Fix handling of invalid object handles #495

bukka · 2024-12-27T14:16:12Z

Description

This is an initial fix for #494 which describes all the details about the actual issue.

The fix first removes the errors in session refreshing if the session was successfully re-opened.

It then exposes function for refreshing of invalid objects - this uses the same logic as after the fork refreshing triggered from store.

And it adds a logic in signature for handling CKR_OBJECT_HANDLE_INVALID error. It basically refreshes the object and repeat the operation. It also clears errors if refreshing and repeated operation is successful.

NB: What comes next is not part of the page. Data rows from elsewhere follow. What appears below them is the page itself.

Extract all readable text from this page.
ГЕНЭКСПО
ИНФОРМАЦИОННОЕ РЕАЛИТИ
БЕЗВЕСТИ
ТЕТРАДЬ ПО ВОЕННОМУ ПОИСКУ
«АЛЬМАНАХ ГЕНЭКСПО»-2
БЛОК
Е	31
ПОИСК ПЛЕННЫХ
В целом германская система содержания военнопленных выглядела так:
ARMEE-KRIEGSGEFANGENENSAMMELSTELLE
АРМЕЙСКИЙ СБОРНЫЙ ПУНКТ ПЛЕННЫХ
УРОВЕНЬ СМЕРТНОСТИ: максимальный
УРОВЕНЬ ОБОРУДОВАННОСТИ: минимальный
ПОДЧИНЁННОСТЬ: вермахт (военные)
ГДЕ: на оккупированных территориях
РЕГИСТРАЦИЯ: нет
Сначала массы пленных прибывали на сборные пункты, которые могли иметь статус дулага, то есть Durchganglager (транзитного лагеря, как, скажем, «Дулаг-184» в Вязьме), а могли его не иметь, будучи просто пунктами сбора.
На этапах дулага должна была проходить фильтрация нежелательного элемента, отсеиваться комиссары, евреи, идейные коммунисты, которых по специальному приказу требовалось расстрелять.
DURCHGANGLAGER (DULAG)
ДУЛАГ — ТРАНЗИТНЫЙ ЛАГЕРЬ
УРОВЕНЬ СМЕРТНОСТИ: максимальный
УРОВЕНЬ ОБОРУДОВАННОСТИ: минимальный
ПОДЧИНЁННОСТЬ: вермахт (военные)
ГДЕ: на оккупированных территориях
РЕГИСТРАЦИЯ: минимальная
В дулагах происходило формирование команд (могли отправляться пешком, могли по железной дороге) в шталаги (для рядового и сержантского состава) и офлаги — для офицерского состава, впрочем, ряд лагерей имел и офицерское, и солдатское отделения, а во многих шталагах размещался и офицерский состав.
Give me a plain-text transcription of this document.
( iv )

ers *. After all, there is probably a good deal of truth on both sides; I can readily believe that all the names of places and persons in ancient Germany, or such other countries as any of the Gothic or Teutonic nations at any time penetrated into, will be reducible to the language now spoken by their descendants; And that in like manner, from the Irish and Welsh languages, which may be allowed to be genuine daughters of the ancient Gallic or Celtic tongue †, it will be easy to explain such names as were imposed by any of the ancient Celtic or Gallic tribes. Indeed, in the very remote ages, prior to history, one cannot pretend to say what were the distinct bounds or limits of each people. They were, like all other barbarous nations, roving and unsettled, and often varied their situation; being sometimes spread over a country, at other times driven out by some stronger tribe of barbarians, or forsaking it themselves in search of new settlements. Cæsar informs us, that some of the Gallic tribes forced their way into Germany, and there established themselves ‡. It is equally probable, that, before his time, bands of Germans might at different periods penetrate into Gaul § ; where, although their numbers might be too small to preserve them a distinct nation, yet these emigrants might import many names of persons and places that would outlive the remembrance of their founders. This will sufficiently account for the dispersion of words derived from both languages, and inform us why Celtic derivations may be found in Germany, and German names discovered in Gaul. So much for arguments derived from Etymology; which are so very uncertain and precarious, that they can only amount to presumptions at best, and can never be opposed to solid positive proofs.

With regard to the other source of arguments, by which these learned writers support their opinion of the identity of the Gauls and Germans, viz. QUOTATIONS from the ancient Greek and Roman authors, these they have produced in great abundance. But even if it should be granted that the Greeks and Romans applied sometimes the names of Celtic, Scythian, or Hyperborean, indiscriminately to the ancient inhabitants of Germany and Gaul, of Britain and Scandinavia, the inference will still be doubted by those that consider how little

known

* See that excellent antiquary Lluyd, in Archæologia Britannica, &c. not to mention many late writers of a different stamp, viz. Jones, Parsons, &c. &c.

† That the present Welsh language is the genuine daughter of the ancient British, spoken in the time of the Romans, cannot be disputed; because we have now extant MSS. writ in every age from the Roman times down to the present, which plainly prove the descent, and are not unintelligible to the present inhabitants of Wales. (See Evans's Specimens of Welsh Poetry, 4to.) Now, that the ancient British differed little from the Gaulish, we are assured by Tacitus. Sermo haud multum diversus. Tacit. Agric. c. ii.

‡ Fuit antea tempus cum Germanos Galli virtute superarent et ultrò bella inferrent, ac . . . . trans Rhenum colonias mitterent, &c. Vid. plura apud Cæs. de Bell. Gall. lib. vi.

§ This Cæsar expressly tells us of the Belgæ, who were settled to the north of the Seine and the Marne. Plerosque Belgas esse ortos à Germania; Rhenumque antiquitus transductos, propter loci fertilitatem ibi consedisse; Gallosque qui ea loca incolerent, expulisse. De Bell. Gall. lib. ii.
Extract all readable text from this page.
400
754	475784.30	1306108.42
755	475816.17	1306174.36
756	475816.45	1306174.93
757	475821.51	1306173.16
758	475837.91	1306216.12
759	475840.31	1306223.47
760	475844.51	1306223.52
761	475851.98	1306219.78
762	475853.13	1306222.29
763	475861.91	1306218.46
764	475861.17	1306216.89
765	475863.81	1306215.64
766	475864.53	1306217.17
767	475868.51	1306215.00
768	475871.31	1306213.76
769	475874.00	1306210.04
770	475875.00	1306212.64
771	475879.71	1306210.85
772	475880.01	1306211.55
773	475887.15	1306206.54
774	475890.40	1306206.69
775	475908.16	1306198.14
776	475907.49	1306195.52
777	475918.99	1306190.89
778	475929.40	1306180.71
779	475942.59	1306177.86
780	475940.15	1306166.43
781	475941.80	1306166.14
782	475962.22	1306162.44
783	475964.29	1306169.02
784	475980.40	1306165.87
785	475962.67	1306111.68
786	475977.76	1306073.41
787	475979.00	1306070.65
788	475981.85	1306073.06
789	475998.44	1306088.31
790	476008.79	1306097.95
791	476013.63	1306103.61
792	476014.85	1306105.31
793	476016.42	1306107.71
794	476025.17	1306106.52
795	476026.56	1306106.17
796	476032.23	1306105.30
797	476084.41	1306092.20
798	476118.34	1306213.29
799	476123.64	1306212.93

For my use case signInit is enough but I realise that this would be quite incomplete so other places should be addressed in the similar way. But before I look into it, I wanted to hear if this approach would be acceptable so please let me know your thoughts. Also if acceptable I will be happy to look into providing some tests.

Checklist

Code modified for feature
Test suite updated with functionality tests
Test suite updated with negative tests
Documentation updated

Reviewer's checklist:

Any issues marked for closing are addressed
There is a test suite reasonably covering new functionality or modifications
This feature/change has adequate documentation added
Code conform to coding style that today cannot yet be enforced via the check style test
Commits have short titles and sensible commit messages
Coverity Scan has run if needed (code PR) and no new defects were found

Signed-off-by: Jakub Zelenka <[email protected]>

This is useful for refreshing invalid object handles Signed-off-by: Jakub Zelenka <[email protected]>

Signed-off-by: Jakub Zelenka <[email protected]>

simo5

Sounds reasonable in principle, however this change would have to be added to any "_init()" for any operation.
So all the operation in asymmetric_cpiher.c and exchange.c etc...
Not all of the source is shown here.